On the contrary, the iterative nature of the Agile process can be illustrated in the following diagram (Source):
There, DesignWise usage flow should ideally start as early as Sprint Planning and requirement definition. SMEs can leverage domain knowledge and application access to more accurately specify the inputs for each requirement. Then the majority of the work is performed during Sprint Execution. Testers would pick up the draft models and expand them to the execution-ready state at the acceptable coverage level. Finally, data tables would be exported to Ranorex Studio or manual scripts would be exported to Xray or automated ones (in the BDD format) passed to the coders for adjustment based on the automation framework.
The key challenge is that not every user story may be applicable (from the number of inputs & variations perspective) and, consequently, not every sprint may have sufficient scope. It is quite common that DesignWise is used in every 2nd or 3rd sprint, once the testing model has enough elements to justify the combinatorial exploration. And of course, once it comes to regression for each release, DesignWise test models can be easily updated to accommodate the new functionalities.
If the two features are coming in different sprints, it would likely be necessary to wait until the second enhancement (if there are no other parameters known from the previous releases or from the application access/documentation).
It is also worth noting that sometimes a user story does not look applicable but thinking outside of boundaries will quickly change that assessment. For example, if a user story specifies the ability to log in correctly, it looks like a test with 2 parameters, 1 value each. However, if we look deeper, that requirement means a correct login for different allowed formats for usernames and passwords and an incorrect one for invalid options. Suddenly, thoroughly testing a simple user story can fully leverage DesignWise capabilities.
At this point, it is also important to keep in mind the general role of the tool in BDD practices (which often accompany the Agile transformation). When we consider common BDD goals, we can think of these 3 as being important:
From the communication standpoint, reviewing the testing efforts at the model level (in tabular or mind map format) and analyzing the coverage with the help of visualizations should help reach the mutual understanding faster.
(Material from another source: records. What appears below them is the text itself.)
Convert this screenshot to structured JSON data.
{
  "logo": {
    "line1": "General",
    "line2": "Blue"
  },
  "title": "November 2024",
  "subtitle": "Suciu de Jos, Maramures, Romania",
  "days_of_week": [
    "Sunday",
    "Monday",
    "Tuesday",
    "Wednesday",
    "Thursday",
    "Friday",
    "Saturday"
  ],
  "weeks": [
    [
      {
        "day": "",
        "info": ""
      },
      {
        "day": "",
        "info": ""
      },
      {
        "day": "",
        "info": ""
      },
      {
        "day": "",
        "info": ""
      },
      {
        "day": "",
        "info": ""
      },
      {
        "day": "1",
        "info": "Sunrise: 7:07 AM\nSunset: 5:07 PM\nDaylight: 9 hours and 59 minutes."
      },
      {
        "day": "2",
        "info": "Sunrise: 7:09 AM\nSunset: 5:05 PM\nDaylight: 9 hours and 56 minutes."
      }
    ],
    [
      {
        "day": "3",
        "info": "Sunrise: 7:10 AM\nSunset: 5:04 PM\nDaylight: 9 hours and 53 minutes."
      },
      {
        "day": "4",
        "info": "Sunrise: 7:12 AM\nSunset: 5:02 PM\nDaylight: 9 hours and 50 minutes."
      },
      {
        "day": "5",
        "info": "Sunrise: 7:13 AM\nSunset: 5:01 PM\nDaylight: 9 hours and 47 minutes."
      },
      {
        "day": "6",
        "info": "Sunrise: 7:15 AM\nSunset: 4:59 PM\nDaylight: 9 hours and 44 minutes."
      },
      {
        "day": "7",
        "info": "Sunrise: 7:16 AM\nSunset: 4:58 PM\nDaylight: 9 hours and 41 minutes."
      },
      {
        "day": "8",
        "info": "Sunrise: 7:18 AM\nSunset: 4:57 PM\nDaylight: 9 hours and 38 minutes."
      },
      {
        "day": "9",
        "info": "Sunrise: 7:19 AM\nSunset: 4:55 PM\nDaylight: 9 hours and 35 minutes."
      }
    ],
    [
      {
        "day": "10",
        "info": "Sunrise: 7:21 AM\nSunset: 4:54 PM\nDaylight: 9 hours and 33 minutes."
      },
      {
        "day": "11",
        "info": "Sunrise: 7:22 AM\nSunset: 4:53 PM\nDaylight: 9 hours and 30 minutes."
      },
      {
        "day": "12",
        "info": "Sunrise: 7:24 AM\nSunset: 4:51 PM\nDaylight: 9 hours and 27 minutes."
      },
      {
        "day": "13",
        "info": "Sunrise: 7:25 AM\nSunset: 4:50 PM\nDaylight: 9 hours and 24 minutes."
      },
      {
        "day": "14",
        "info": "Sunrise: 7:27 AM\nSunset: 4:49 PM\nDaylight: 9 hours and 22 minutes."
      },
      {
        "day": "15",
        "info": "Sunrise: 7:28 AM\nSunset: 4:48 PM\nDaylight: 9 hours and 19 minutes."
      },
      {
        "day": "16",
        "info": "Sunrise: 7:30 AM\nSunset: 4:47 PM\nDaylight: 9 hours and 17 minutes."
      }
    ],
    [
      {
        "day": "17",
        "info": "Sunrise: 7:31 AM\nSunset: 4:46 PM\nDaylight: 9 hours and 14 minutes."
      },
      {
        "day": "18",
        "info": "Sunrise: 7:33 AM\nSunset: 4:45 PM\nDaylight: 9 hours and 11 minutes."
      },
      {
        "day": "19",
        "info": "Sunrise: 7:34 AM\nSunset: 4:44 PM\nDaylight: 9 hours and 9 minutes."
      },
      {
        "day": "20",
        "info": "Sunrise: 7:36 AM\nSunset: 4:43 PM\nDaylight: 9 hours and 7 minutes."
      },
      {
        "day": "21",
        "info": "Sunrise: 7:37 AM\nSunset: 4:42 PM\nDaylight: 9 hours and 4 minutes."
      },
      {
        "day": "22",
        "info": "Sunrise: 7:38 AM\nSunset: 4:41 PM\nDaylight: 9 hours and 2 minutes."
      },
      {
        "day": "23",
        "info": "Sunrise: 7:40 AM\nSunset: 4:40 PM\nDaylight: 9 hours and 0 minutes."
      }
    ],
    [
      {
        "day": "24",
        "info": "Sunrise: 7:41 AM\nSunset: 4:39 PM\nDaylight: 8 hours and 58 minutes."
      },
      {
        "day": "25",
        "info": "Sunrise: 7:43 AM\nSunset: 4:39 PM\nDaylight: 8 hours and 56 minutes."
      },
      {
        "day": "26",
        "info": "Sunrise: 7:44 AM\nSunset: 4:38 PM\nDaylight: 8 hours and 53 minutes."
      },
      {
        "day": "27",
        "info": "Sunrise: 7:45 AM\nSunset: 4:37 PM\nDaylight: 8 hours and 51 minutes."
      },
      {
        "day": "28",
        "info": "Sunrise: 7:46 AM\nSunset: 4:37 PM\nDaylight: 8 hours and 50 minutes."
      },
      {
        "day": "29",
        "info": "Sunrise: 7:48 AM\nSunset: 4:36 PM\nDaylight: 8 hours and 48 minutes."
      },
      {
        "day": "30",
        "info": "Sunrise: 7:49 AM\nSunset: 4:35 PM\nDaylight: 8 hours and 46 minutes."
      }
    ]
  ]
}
From the requirements standpoint, Gherkin already facilitates more clear understanding of those. On top of that, DesignWise provides the platform for people with 3 knowledge components (technical, business, and functional) to come together and make sure ambiguities are eliminated and each requirement clearly specifies all the critical input values.
From the automaton standpoint, model-based testing allows easier maintenance and reusability while writing Give-When-Then scripts inside the tool helps less technical users to contribute more to the creation of automated tests.
Thus, the focus of your decision making should revolve more around the universal benefits of DesignWise and whether those could improve your status quo.